Thailand's notorious Constitutional Court has once again worked hand in glove with the anti-democratic elite, ruling that the February 2 election was “unconstitutional”.
This is a re-run of the ruling that the 2006 elections were null and void. The 2006 ruling, along with anti-democrat protests, led to a military coup and the continuous destruction of Thai democracy.
Previous court rulings abolished the Thai Rak Thai Party of deposed prime minister Thaksin Shinawatra and brought down the elected Palang Prachachon Party government in 2008. Recently, the court also ruled that the government could not proceed with plans for a high speed rail link.
The excuse for wrecking the February 2 elections was that many constituencies had no candidates and were unable to hold elections. But there was no recognition of the illegal acts of the right-wing mobs led by the Democrat Party's Suthep Thaugsuban.
The mobs used violence to prevent voting and the unconstitutional boycott of the elections by the misnamed-Democrat Party because it knew it would lose.
Nothing was mentioned about the fact that the military, known for its repeated unconstitutional coups, stood by and did nothing to ensure security during the election.
In demanding a new election, the court said it did not care that Suthep’s mob had promised to disrupt any future vote.
The elite-appointed courts and “independent” bodies have been working hand in glove with Suthep’s mob. Along with the middle-classes, they hate the democratic process that gives the majority some say in politics. They view most ordinary Thais with contempt.
The anti-democrats now hope that throwing the ball back to the biased Election Commission and the government will allow more time to push out the elected government of Prime Minister Yingluck Shinawatra.
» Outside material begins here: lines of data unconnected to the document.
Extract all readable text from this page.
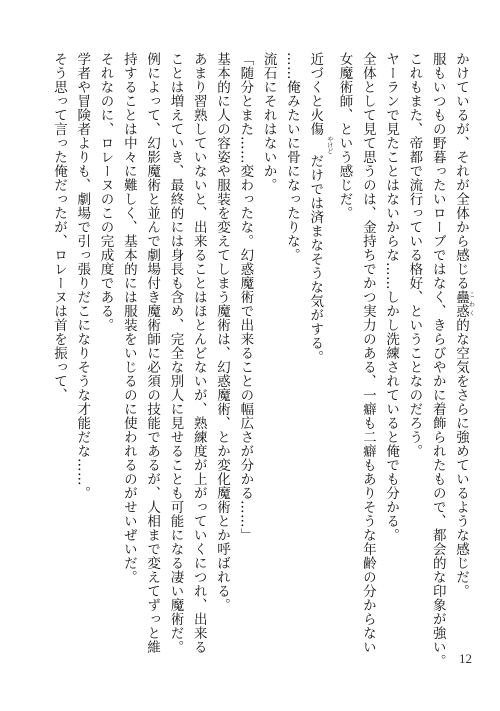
かけているが、それが全体から感じる蠱惑こわく的な空気をさらに強めているような感じだ。
服もいつもの野暮ったいローブではなく、きらびやかに着飾られたもので、都会的な印象が強い。
これもまた、帝都で流行っている格好、ということなのだろう。
ヤーランで見たことはないからな……しかし洗練されていると俺でも分かる。
全体として見て思うのは、金持ちでかつ実力のある、一癖も二癖もありそうな年齢の分からない
女魔術師、という感じだ。
近づくと火傷やけどだけでは済まなそうな気がする。
……俺みたいに骨になったりな。
流石にそれはないか。
「随分とまた……変わったな。幻惑魔術で出来ることの幅広さが分かる……」
基本的に人の容姿や服装を変えてしまう魔術は、幻惑魔術、とか変化魔術とか呼ばれる。
あまり習熟していないと、出来ることはほとんどないが、熟練度が上がっていくにつれ、出来る
ことは増えていき、最終的には身長も含め、完全な別人に見せることも可能になる凄い魔術だ。
例によって、幻影魔術と並んで劇場付き魔術師に必須の技能であるが、人相まで変えてずっと維
持することは中々に難しく、基本的には服装をいじるのに使われるのがせいぜいだ。
それなのに、ロレーヌのこの完成度である。
学者や冒険者よりも、劇場で引っ張りだこになりそうな才能だな……。
そう思って言った俺だったが、ロレーヌは首を振って、
12
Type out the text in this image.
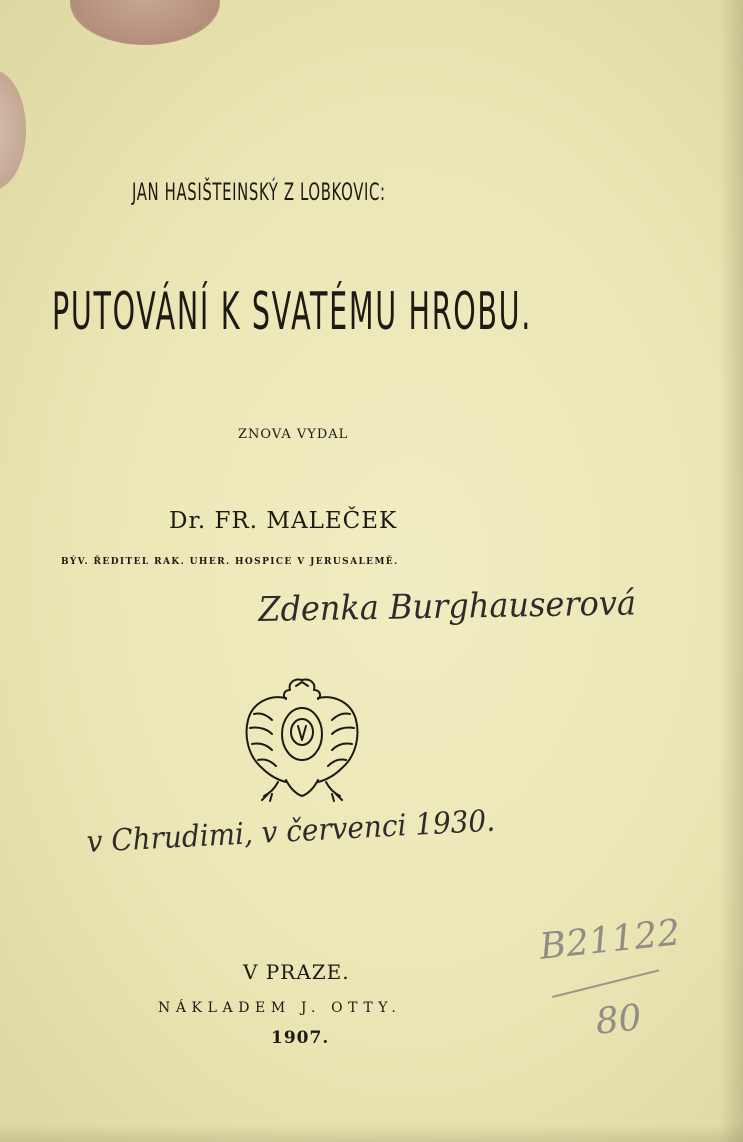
JAN HASIŠTEINSKÝ Z LOBKOVIC:

PUTOVÁNÍ K SVATÉMU HROBU.

ZNOVA VYDAL

Dr. FR. MALEČEK

BÝV. ŘEDITEL RAK. UHER. HOSPICE V JERUSALEMĚ.

Zdenka Burghauserová

v Chrudimi, v červenci 1930.

V PRAZE.

NÁKLADEM J. OTTY.

1907.

B21122

80
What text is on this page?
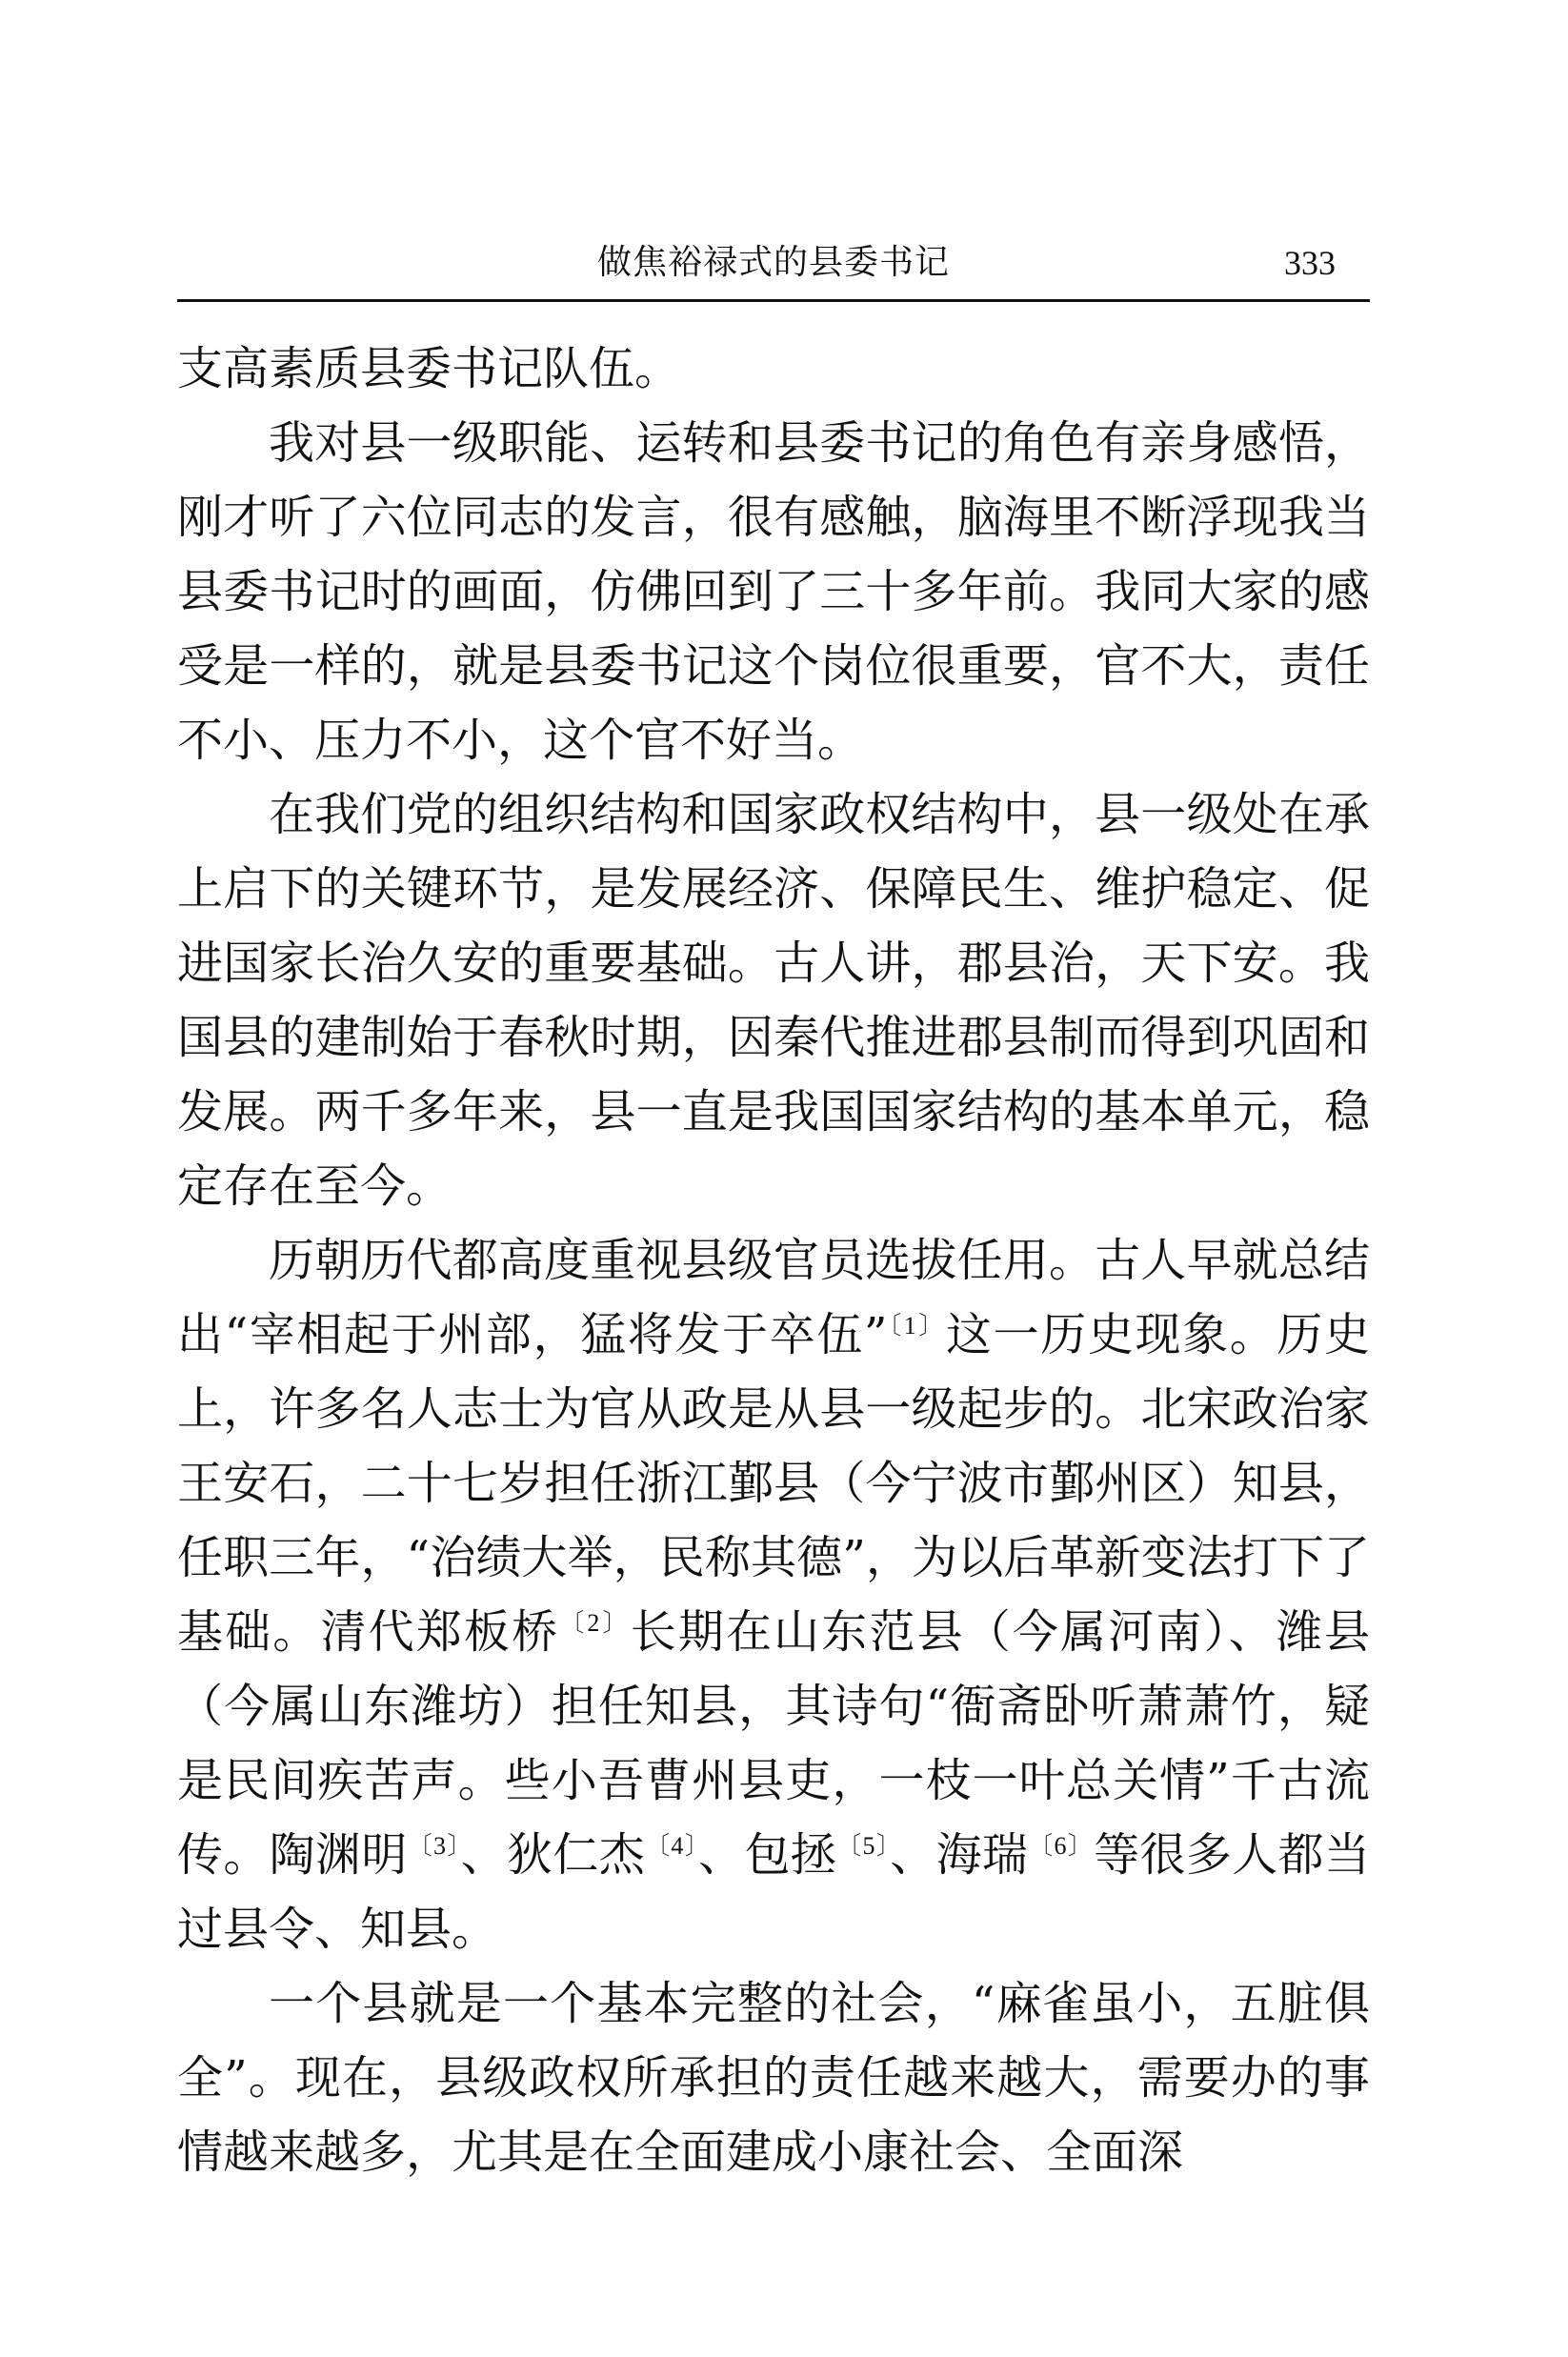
做焦裕禄式的县委书记	333

支高素质县委书记队伍。

我对县一级职能、运转和县委书记的角色有亲身感悟，刚才听了六位同志的发言，很有感触，脑海里不断浮现我当县委书记时的画面，仿佛回到了三十多年前。我同大家的感受是一样的，就是县委书记这个岗位很重要，官不大，责任不小、压力不小，这个官不好当。

在我们党的组织结构和国家政权结构中，县一级处在承上启下的关键环节，是发展经济、保障民生、维护稳定、促进国家长治久安的重要基础。古人讲，郡县治，天下安。我国县的建制始于春秋时期，因秦代推进郡县制而得到巩固和发展。两千多年来，县一直是我国国家结构的基本单元，稳定存在至今。

历朝历代都高度重视县级官员选拔任用。古人早就总结出“宰相起于州部，猛将发于卒伍”$^{〔1〕}$这一历史现象。历史上，许多名人志士为官从政是从县一级起步的。北宋政治家王安石，二十七岁担任浙江鄞县（今宁波市鄞州区）知县，任职三年，“治绩大举，民称其德”，为以后革新变法打下了基础。清代郑板桥$^{〔2〕}$长期在山东范县（今属河南）、潍县（今属山东潍坊）担任知县，其诗句“衙斋卧听萧萧竹，疑是民间疾苦声。些小吾曹州县吏，一枝一叶总关情”千古流传。陶渊明$^{〔3〕}$、狄仁杰$^{〔4〕}$、包拯$^{〔5〕}$、海瑞$^{〔6〕}$等很多人都当过县令、知县。

一个县就是一个基本完整的社会，“麻雀虽小，五脏俱全”。现在，县级政权所承担的责任越来越大，需要办的事情越来越多，尤其是在全面建成小康社会、全面深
They hope to start a process of changing election rules to reduce democratic space.
Many academics and NGO leaders in the anti-democrat camp are hoping for a compromise and make dark predictions about “civil war”. But such a compromise would give the same weight to a minority of anti-democrats as to the majority of citizens who want democracy. A compromise between democracy and dictatorship can only lead to “half democracy”.
The only way to defend the democratic space is a total mobilisation of the pro-democracy Red Shirts and other progressive forces. But unfortunately the Red Shirts' United Front of Democracy Against Dictatorship leaders cannot be relied on to do this.